Egypt’s Financial Regulatory Authority (FRA) on Tuesday introduced new solvency margin rules aimed at strengthening the resilience of insurance and reinsurance companies and safeguarding policyholders’ rights, as part of broader efforts to enhance the stability of the market.
The new measures, set out in Decision No. 148 of 2025 under the Unified Insurance Law No. 155 of 2024, require insurers to hold higher capital buffers to cover future liabilities.
The measures set out an updated regulatory framework for solvency margin requirements, with property and liability insurers obligated to calculate their solvency margins using two methodologies — 20 per cent of net premiums until end-2027 or based on net incurred claims — with the higher value applied in each case. This approach is designed to better absorb shocks in high-risk segments such as petroleum, aviation and energy.
For life and fund accumulation insurers, solvency margins will be calculated based on insurance capital plus technical provisions, after deducting net liabilities and factoring in reinsurance arrangements.
The FRA has also tightened rules on asset quality, excluding intangible assets, overdue receivables and investments in related insurers from solvency calculations to ensure capital adequacy is based on reliable, liquid assets.
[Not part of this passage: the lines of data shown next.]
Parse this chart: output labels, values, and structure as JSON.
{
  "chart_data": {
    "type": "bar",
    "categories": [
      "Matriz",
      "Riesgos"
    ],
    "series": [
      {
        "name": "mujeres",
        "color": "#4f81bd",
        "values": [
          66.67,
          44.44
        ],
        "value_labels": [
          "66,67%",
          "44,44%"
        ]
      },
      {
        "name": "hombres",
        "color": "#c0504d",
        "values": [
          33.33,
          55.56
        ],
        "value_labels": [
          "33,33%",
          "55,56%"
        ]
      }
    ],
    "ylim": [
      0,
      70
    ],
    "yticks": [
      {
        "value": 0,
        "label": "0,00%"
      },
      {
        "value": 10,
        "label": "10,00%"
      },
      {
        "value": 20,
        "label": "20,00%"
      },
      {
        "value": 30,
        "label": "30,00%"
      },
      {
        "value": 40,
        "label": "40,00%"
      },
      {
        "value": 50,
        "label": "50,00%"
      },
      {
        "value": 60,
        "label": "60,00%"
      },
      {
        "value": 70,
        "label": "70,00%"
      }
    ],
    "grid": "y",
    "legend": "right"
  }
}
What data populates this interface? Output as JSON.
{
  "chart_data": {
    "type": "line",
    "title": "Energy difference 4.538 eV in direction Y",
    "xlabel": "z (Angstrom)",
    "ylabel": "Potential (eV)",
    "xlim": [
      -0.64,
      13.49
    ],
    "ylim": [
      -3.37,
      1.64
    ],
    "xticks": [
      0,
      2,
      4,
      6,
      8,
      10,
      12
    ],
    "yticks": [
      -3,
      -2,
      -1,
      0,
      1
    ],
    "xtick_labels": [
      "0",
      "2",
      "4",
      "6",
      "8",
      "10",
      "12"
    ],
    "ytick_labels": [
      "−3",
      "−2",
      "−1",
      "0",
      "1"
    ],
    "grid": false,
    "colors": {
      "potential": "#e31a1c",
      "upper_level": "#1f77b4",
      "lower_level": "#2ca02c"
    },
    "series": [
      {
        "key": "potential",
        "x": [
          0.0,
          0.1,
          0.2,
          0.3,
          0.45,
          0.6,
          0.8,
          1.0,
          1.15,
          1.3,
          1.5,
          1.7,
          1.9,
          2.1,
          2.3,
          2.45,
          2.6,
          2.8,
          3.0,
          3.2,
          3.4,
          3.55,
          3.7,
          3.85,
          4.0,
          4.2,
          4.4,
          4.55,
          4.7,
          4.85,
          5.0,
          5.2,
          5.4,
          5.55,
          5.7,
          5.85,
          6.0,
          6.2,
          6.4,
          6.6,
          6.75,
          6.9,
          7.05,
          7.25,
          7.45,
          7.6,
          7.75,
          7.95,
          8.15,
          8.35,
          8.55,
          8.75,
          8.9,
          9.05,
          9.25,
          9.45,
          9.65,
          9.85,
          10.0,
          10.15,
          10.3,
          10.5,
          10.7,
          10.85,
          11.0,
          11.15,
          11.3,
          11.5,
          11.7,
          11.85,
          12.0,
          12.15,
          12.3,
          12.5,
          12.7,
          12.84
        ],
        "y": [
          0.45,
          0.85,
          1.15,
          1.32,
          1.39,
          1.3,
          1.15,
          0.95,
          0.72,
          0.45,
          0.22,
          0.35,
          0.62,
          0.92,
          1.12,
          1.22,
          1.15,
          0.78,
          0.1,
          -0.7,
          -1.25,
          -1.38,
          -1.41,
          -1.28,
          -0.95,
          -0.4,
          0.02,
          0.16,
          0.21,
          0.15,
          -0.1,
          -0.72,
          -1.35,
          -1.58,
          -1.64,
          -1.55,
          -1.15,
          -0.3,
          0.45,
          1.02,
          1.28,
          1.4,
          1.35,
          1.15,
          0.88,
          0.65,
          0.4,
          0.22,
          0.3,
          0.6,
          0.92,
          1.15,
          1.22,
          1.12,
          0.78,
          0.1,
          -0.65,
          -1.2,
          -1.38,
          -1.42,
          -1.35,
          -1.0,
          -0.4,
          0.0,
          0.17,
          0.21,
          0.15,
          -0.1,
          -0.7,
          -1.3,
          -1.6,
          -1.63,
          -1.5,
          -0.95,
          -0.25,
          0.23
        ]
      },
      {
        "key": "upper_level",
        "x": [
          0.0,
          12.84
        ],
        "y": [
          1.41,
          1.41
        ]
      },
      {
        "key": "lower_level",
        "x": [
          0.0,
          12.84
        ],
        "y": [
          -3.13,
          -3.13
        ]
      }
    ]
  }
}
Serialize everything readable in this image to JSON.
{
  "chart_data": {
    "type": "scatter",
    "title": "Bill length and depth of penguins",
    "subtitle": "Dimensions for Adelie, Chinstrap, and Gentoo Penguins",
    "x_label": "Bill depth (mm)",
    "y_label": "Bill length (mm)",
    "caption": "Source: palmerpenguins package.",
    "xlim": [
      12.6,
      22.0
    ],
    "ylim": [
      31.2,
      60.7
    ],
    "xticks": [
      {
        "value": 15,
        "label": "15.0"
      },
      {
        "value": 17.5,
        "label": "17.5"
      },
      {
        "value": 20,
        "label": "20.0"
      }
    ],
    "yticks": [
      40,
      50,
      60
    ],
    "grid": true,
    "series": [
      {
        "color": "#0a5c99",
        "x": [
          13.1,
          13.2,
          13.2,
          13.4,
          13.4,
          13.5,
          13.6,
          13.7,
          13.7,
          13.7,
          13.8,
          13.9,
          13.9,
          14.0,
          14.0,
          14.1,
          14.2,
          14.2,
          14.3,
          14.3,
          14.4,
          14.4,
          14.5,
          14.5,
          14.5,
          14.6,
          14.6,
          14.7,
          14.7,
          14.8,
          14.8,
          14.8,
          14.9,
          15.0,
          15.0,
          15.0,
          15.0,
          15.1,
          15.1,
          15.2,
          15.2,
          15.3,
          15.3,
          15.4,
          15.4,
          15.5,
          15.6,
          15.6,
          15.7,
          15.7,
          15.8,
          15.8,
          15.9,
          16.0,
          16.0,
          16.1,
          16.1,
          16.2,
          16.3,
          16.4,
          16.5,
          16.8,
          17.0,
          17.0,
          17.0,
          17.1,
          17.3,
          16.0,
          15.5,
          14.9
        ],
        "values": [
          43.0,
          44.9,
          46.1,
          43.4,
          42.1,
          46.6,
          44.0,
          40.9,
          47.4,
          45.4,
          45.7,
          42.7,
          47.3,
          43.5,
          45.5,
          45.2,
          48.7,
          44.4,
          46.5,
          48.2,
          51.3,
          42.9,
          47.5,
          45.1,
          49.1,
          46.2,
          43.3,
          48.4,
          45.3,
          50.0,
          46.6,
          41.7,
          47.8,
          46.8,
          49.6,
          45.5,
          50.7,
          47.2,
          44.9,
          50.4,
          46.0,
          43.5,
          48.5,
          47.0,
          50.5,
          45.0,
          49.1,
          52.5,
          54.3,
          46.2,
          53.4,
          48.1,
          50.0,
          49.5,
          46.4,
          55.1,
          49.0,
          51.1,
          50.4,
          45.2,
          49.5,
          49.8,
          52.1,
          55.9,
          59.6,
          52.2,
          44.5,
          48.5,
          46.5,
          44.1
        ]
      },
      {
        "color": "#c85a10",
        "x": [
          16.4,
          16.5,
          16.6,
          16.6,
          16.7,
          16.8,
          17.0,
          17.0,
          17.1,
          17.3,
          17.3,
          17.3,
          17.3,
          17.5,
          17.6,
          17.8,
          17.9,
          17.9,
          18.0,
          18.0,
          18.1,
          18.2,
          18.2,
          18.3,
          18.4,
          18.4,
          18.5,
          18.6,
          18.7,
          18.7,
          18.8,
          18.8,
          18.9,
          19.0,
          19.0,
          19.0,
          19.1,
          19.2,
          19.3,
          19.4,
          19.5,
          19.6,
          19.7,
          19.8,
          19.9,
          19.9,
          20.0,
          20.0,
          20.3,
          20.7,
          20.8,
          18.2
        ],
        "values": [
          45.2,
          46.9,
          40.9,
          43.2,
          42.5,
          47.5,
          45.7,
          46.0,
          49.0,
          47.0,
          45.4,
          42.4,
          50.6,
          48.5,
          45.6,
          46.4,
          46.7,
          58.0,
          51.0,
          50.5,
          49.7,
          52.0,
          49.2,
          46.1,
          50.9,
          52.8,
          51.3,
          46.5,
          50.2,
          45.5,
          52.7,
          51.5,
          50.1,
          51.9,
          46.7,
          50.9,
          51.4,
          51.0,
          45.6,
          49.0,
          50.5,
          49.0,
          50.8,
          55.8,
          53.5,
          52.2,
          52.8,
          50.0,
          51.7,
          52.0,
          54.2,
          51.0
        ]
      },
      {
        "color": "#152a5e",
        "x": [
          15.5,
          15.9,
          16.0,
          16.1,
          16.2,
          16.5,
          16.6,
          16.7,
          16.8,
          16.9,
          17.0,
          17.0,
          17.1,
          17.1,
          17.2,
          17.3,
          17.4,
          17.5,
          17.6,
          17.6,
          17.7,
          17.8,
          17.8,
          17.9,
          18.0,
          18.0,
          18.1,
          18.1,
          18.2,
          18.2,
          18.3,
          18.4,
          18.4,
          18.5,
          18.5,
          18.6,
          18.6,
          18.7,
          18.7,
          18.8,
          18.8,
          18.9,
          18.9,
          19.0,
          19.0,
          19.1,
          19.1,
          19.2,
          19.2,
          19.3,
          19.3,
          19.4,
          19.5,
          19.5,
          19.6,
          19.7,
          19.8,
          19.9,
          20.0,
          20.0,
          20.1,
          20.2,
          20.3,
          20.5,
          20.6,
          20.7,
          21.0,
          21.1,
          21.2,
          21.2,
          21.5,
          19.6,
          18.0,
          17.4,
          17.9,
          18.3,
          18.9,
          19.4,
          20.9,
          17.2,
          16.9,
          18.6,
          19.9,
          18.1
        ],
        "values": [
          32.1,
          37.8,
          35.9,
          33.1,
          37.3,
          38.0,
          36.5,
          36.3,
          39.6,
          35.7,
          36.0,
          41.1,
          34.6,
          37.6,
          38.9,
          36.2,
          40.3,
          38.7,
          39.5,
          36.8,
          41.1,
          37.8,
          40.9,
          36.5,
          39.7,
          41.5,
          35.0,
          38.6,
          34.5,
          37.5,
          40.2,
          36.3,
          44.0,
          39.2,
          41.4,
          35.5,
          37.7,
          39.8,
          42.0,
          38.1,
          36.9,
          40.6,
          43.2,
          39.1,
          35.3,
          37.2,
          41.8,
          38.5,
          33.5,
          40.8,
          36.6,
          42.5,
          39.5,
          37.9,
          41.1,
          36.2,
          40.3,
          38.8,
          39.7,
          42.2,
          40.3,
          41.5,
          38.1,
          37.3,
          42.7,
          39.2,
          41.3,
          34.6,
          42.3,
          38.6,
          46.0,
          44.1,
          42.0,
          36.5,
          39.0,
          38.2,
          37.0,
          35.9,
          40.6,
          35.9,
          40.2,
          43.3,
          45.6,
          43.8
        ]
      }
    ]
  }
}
Technical provisions may no longer be counted as assets.
To enforce compliance, the authority has been granted expanded supervisory powers, allowing it to require insurers falling below the minimum solvency margin to implement remedial plans — including profit retention, capital increases or shareholder support — addressing weaknesses before they escalate.
The regulator said the tougher framework would reinforce confidence in the insurance sector, improve crisis-response capabilities and better protect policyholders’ funds.